CMA-1 depends on bluetooh
CMA-2 depends on WIFI
CMA-3 depends on sensor-A
CMA-4 depends on sensor-B
CMA-5 depends on sensor-C

With this, we could catch which module was affected but with global failure,
I couldn't find who was affected.
Also, would you be willing to try out something simple first,
such as providing indication that cma is active and it's overall success
rate, like this:

/proc/vmstat:

cma_alloc_success   125
cma_alloc_failure   25

...or is the only way to provide the more detailed items, complete with
per-CMA details, in a non-debugfs location?

quoted
quoted
...and then, to see if more is needed, some questions:

a)  Do you know of an upper bound on how many cma areas there can be
(I think Matthew also asked that)?
There is no upper bound since it's configurable.
OK, thanks,so that pretty much rules out putting per-cma details into
anything other than a directory or something like it.
quoted
quoted
b) Is tracking the cma area really as valuable as other possibilities? We can put
"a few" to "several" items here, so really want to get your very favorite bits of
information in. If, for example, there can be *lots* of cma areas, then maybe tracking
At this moment, allocation/failure for each CMA area since they have
particular own usecase, which makes me easy to keep which module will
be affected. I think it is very useful per-CMA statistics as minimum
code change so I want to enable it by default under CONFIG_CMA && CONFIG_SYSFS.
quoted
by a range of allocation sizes is better...
I takes your suggestion something like this.

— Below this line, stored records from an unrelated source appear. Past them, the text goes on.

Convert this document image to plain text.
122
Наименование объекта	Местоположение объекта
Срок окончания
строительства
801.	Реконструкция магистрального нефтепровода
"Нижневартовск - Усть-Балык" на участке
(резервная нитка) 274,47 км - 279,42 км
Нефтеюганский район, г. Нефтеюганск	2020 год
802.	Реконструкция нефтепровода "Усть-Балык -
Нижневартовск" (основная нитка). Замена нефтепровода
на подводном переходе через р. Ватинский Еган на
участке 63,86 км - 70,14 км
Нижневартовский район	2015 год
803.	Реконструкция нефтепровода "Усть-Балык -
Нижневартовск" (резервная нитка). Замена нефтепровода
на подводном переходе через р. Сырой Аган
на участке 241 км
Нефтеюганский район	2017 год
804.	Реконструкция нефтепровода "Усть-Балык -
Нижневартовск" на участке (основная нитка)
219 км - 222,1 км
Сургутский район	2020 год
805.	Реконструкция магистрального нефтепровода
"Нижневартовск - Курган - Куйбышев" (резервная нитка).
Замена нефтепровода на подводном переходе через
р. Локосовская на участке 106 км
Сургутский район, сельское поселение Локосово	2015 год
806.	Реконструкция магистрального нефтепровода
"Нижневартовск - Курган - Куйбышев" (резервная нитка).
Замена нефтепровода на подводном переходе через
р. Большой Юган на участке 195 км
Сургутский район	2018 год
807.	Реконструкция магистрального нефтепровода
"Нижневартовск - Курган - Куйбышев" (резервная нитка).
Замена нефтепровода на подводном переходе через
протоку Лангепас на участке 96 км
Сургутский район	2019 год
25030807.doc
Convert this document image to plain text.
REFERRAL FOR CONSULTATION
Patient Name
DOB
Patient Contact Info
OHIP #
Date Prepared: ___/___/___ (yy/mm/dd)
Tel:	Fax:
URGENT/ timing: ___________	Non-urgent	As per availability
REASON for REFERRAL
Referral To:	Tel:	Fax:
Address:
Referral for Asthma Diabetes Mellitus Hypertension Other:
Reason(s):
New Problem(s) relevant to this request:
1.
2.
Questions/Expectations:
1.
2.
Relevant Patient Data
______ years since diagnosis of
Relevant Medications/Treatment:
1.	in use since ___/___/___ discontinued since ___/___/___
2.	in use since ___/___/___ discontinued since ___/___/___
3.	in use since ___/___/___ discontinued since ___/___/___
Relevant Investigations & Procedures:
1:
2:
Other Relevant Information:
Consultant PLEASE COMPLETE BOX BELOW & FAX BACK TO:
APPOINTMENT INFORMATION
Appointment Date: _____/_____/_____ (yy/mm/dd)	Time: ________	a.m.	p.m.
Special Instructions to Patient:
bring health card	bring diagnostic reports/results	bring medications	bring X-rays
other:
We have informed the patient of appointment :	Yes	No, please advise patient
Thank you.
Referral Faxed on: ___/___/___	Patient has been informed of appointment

[alloc_range] could be order or range by interval

/sys/kernel/mm/cma/cma-A/[alloc_range]/success
/sys/kernel/mm/cma/cma-A/[alloc_range]/fail
..
..
/sys/kernel/mm/cma/cma-Z/[alloc_range]/success
/sys/kernel/mm/cma/cma-Z/[alloc_range]/fail
Actually, I meant, "ranges instead of cma areas", like this:

/<path-to-cma-data/[alloc_range_1]/success
/<path-to-cma-data/[alloc_range_1]/fail
/<path-to-cma-data/[alloc_range_2]/success
/<path-to-cma-data/[alloc_range_2]/fail
...
/<path-to-cma-data/[alloc_range_max]/success
/<path-to-cma-data/[alloc_range_max]/fail

The idea is that knowing the allocation sizes that succeeded
and failed is maybe even more interesting and useful than
knowing the cma area that contains them.
Understand your point but it would make hard to find who was
affected by the failure. That's why I suggested to have your
suggestion under additional config since per-cma metric with
simple sucess/failure are enough.
quoted
I agree it would be also useful but I'd like to enable it under
CONFIG_CMA_SYSFS_ALLOC_RANGE as separate patchset.
I will stop harassing you very soon, just want to bottom out on
understanding the real goals first. :)
I hope my example makes the goal more clear for you.